En cette journée de deuil international télévisé par plusieurs chaînes françaises, ce soir à 19h, pas facile de vous parler du contraire. Hier soir j'étais à Nantes pour le premier concert d'une série de six, de Léonard Cohen. Une sorte d'anti Michael Jackson, sans juger les fans de ce dernier. Cohen n'a pas vendu 750 millions d'albums, ne danse pas sur scène, et ne produit aucun clip à rallonge. Nous sommes toujours dans la musique, mais déjà dans un autre monde.
Né en 1934 à Montréal, l'homme fut d'abord un poète, important, avec une première publication en 1956, puis un romancier dès 1963, au total l'écrivain nous donna 12 livres, dont Favorite game et Beautiful losers. Il fallut attendre 1967 pour son premier album « Songs of Leonard Cohen » et son fameux « Suzanne ». Evidemment sa biographie est longue, bio littéraire, musicale et humaine, donc il vous faudra aller voir les nombreux sites qui lui sont dédiés.
Retiré durant plus de six ans dans le monastère zen de Mount Baldy près de LA, où il fut ordonné moine jikan, nommé le « silencieux », il en ressortit pour s'apercevoir que son manager l'avait escroqué. Le procès lui donna raison, mais en vain. Le « old man » dut revenir aux affaires et engager une longue tournée mondiale en 2008 et 2009. Dans sa double carrière le « silencieux » a adopté un principe zen : moins mais mieux : 12 livres en 53 ans, 11 albums (hors live et compils) en 42 ans, très très peu d'entretiens et une vie privée préservée.

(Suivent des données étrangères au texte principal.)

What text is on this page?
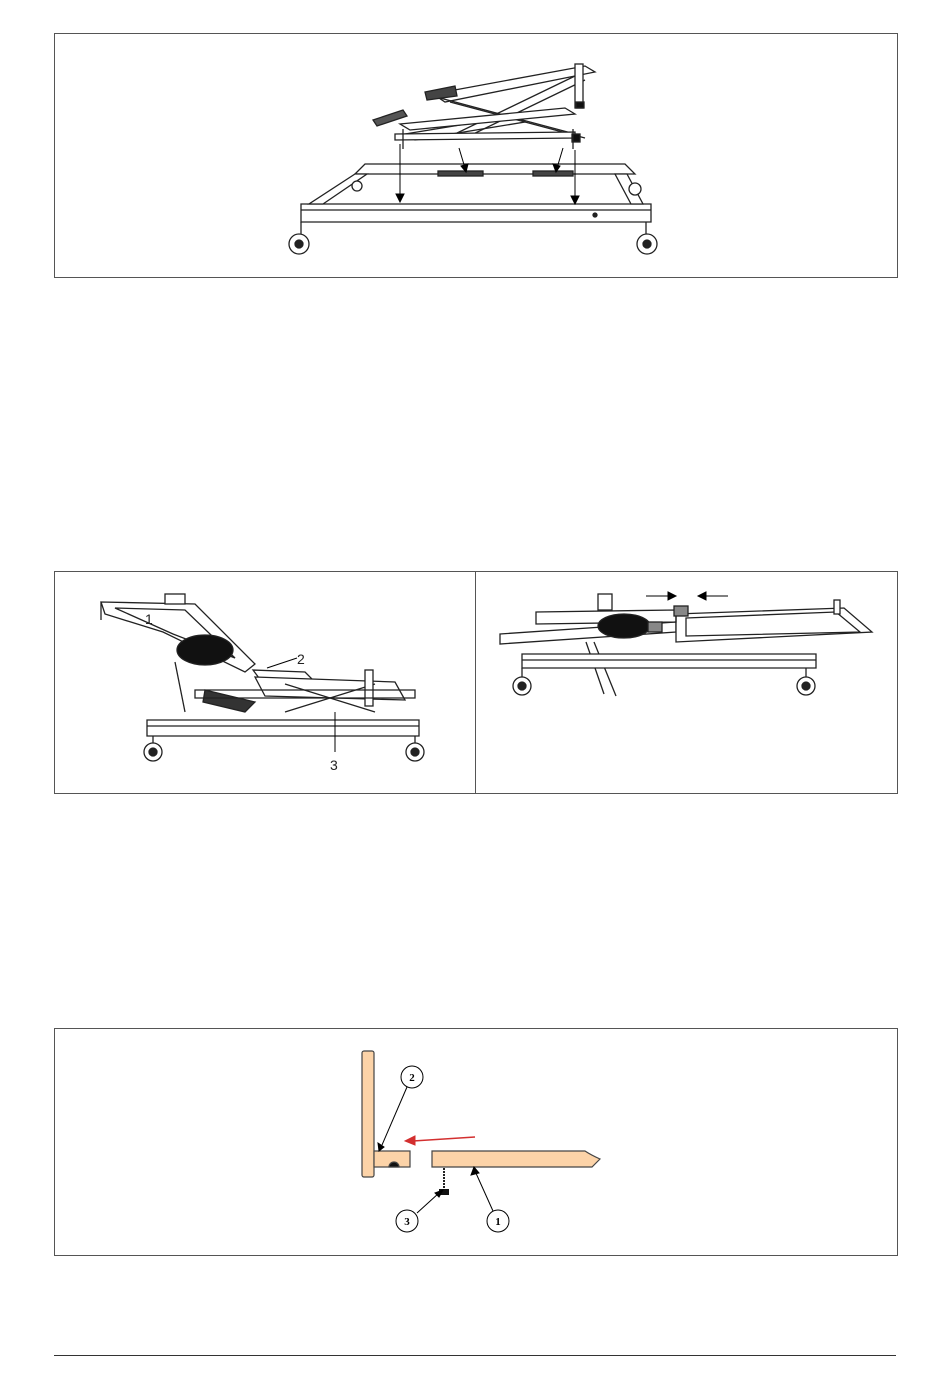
1
2
3
2
3	1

Ses grands thèmes perdurent durant toutes ces décennies, la religion, la solitude, la sexualité, les relations inter-personnelles. Depuis 1987 plusieurs albums sortirent en hommage à son immense influence. 1500 artistes ont enregistré ses principales chansons de Johnny Cash et Joe Cocker à Judy Collins et John Cale, en passant par Suzanne Vega, Madeleine Peyroux, Nick Cave et Noir désir, pour ne citer que les plus connus en France.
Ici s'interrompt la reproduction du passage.